Summary
If I’d just had a mother so I could say
Mother Mother
See Important Quotations Explained
Quentin Compson wakes up in his dorm room at Harvard,
hearing his watch ticking. He realizes that it is between seven
and eight o’clock in the morning. Quentin remembers his father giving
him the watch and saying that the watch might allow Quentin an occasional
moment when he could forget about time. He thinks about the inevitability
of his own awareness of time and remembers that St. Francis called
death his “Little Sister,” though, Quentin thinks, St. Francis never
had a sister. Quentin gets up briefly, then goes back to bed. He
has a memory of his sister Caddy’s wedding announcement: “Mr
and Mrs Jason Richmond Compson announce the marriage of. . . .” Caddy
was married in April, just two months ago.
Quentin’s roommate Shreve interrupts Quentin’s thoughts, appearing
in his doorway to remind him that the class bell will ring in only
two minutes. Quentin says he had no idea it was so late, and that
he will hurry to class. He tells Shreve not to wait for him. When Shreve
leaves, Quentin goes to the window and watches the students rushing
by. He spends a moment gazing at the unhurried Spoade, a Harvard
senior who once mocked Quentin’s virginity by calling Shreve his
husband. He thinks about both his and Caddy’s virginity.
Quentin suddenly remembers falsely confessing to his
father that he had committed incest, and that he, not Dalton Ames,
was the father of Caddy’s child. He muses on Dalton Ames’s name
and remembers his father telling him that his great tragic feelings
were meaningless and that there was no help to be had.
Quentin breaks the glass face of his watch against the
corner of his dresser, cutting his finger in the process. The watch
continues to tick. Quentin cleans up the glass and then packs a
suitcase. He takes a bath and shaves. He puts the key to his trunk
in an envelope along with two notes, which he addresses to his father.
At the post office he mails the envelope, then tucks a similar note
to Shreve inside his front pocket. Outside, Quentin looks for Deacon,
a black man he knows, but when unable to find him he goes to a store
for breakfast. Quentin then goes into a clock shop and shows his
broken watch to the proprietor, but then tells the man not to fix
it. Quentin asks if any of the clocks in the window are correct,
but then asks not to be told what time it is.
Quentin buys a set of tailor’s weights, hoping they will
be “heavy enough,” but he does not say for what. He goes to the
train station and boards a train. As he rides, he remembers counting
the seconds to himself as a child in school. He remembers that he
never counted correctly, and never was able to guess exactly when
the bell would ring. Quentin briefly remembers the day Benjy’s name
was changed from Maury.

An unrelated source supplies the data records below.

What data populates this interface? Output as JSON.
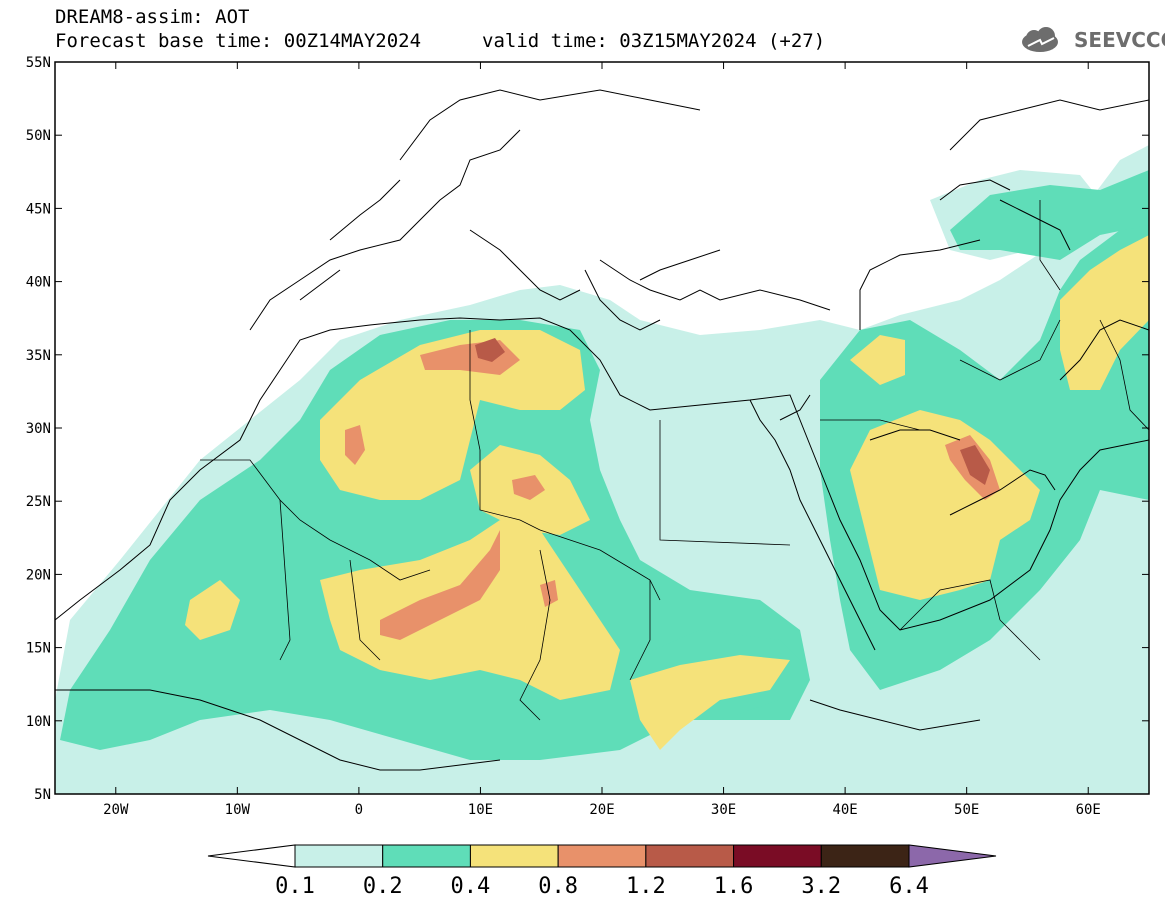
{
  "header": {
    "line1": "DREAM8-assim: AOT",
    "line2": "Forecast base time: 00Z14MAY2024",
    "valid": "valid time: 03Z15MAY2024 (+27)"
  },
  "logo": {
    "text": "SEEVCCC",
    "icon": "cloud-icon",
    "color": "#6d6d6d"
  },
  "map": {
    "variable": "AOT",
    "lon_range": [
      -25,
      65
    ],
    "lat_range": [
      5,
      55
    ],
    "lat_labels": [
      "5N",
      "10N",
      "15N",
      "20N",
      "25N",
      "30N",
      "35N",
      "40N",
      "45N",
      "50N",
      "55N"
    ],
    "lon_labels": [
      "20W",
      "10W",
      "0",
      "10E",
      "20E",
      "30E",
      "40E",
      "50E",
      "60E"
    ]
  },
  "colorbar": {
    "labels": [
      "0.1",
      "0.2",
      "0.4",
      "0.8",
      "1.2",
      "1.6",
      "3.2",
      "6.4"
    ],
    "colors": [
      "#ffffff",
      "#c8f0e8",
      "#5fddb8",
      "#f5e27a",
      "#e8916a",
      "#b85a48",
      "#7a0c25",
      "#3c2416",
      "#8c68aa"
    ]
  }
}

The train stops and Quentin gets off. He
walks to a bridge and looks down at the water, thinking of shadows
and of drowning.
Quentin sees Gerald Bland, a swaggering Harvard student,
rowing across the river. Quentin goes through a series of painful
memories, thinking of Caddy’s promiscuity and her marriage to Herbert Head.
He remembers his mother’s letters about Caddy and Herbert, and Herbert’s
promise to give Jason a job in his bank. Quentin thinks vaguely
about his mother’s pride and emptiness, musing that Caddy never
had a real mother and that he himself could never turn to his mother
in times of need. Quentin finds Deacon, the black man he was seeking
earlier. He gives Deacon the note he has written for Shreve, and
asks him to take it to Shreve tomorrow.